Tribun hors pair, Jean-Luc Mélenchon, après la triste conférence de presse du seigneur de la Sarthe, n’a pas manqué de se moquer, affirmant avoir presque de « la peine pour la droite qui mériterait un candidat présentable ». Un propos que je partage, car je pense à tous ces militants sincères qui rasent les murs actuellement, alors qu’ils désirent le meilleur pour la France, et tentent de se convaincre, sans arriver vraiment à y croire, que leur champion est victime d’un « assassinat politique ». Mais c’est surtout la deuxième phrase de Jean-Luc Mélenchon que je ratifie totalement : « La situation est malsaine, ce n’est pas bon pour la démocratie ».

Entre une candidate qui ne répond pas aux convocations du Parlement européen et un candidat qui est le seul à croire à un acharnement judiciaire, jamais le divorce entre la population et la classe politique n’a été aussi grand. Qui peut imaginer Fillon, devenu président de la République et demandant des efforts aux Français sans mettre la moitié du pays dans la rue ? Qui connaît une personne ayant travaillé vingt ans sans voir laissé la moindre trace de son activité professionnelle ? Qui peut admettre qu’un candidat qui annonce le 26 janvier qu’il se retirera s’il est mis en examen, décide de poursuivre envers et contre tous, au mépris de sa propre parole ?

Le Maire et l’UDI, les précurseurs

Bruno Le Maire est le premier ténor de la droite à clairement prendre ses distances, ce qui prouve qu’il vaut beaucoup mieux que ses prestations ratées lors de la primaire. L’UDI, malgré une promesse de soixante circonscriptions réservées, a décidé de suspendre son soutien à la campagne de Fillon. Pierre Lellouche, Catherine Vautrin ou le député des Ardennes Jean-Luc Warsmann viennent de faire de même. Mais d’autres par cécité, par petit calcul personnel, persistent et signent au mépris de l’intérêt du pays.

Pour les militants locaux, la fidélité ne doit pas aller jusqu’à la cécité.

Lorsqu’il a annulé sa visite matinale au Salon de l’Agriculture, et convoqué les ténors de LR, Fillon, qui venait d’apprendre sa mise en examen avec son épouse, était prêt à renoncer et avait téléphoné en ce sens à Alain Juppé, le seul plan B réaliste de la droite. Mais les Baroin, Longuet, Pécresse, Morano et consorts se sont récriés et ont réussi à renvoyer au combat un Fillon, plus acculé que jamais. A priori, après le piteux quinquennat de Hollande, cette élection était imperdable pour la droite, ce qui n’est plus du tout le cas avec l’affaire Fillon. Alors qu’une manifestation de soutien au jouisseur qui nourrissait grassement sa famille avec des emplois plus que suspects, est prévue dimanche place du Trocadéro, n’est-il pas désormais du devoir de tous les politiques et les militants de droite de demander à Fillon de quitter la scène électorale au profit d’un candidat qui les représentera mieux et ne fera pas rougir les Français de honte ?

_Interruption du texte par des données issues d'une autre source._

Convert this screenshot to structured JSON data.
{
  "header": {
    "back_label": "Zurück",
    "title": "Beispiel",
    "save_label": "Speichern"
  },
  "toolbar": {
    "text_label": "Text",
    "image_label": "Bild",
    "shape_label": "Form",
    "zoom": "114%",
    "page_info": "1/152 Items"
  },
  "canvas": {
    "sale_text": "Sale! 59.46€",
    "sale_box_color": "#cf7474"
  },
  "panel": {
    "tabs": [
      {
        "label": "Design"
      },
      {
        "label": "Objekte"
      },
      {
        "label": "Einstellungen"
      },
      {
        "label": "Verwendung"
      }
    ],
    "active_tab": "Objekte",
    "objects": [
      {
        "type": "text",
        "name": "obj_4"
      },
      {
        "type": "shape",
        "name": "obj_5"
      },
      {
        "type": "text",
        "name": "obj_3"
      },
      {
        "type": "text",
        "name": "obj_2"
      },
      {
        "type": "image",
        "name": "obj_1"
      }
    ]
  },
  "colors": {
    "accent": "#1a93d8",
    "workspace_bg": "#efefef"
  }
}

Le calendrier est serré, mais les Français sauront se montrer indulgents pour le nouveau candidat de la droite face à des circonstances aussi exceptionnelles. Alors que, en continuant à soutenir l’indéfendable Fillon, en envisageant de voter pour lui, vous discréditez la classe politique et vous faites le jeu d’une Marine Le Pen… C’est ce que vous souhaitez ?

Cassez-vous et cachez-vous, Monsieur Fillon !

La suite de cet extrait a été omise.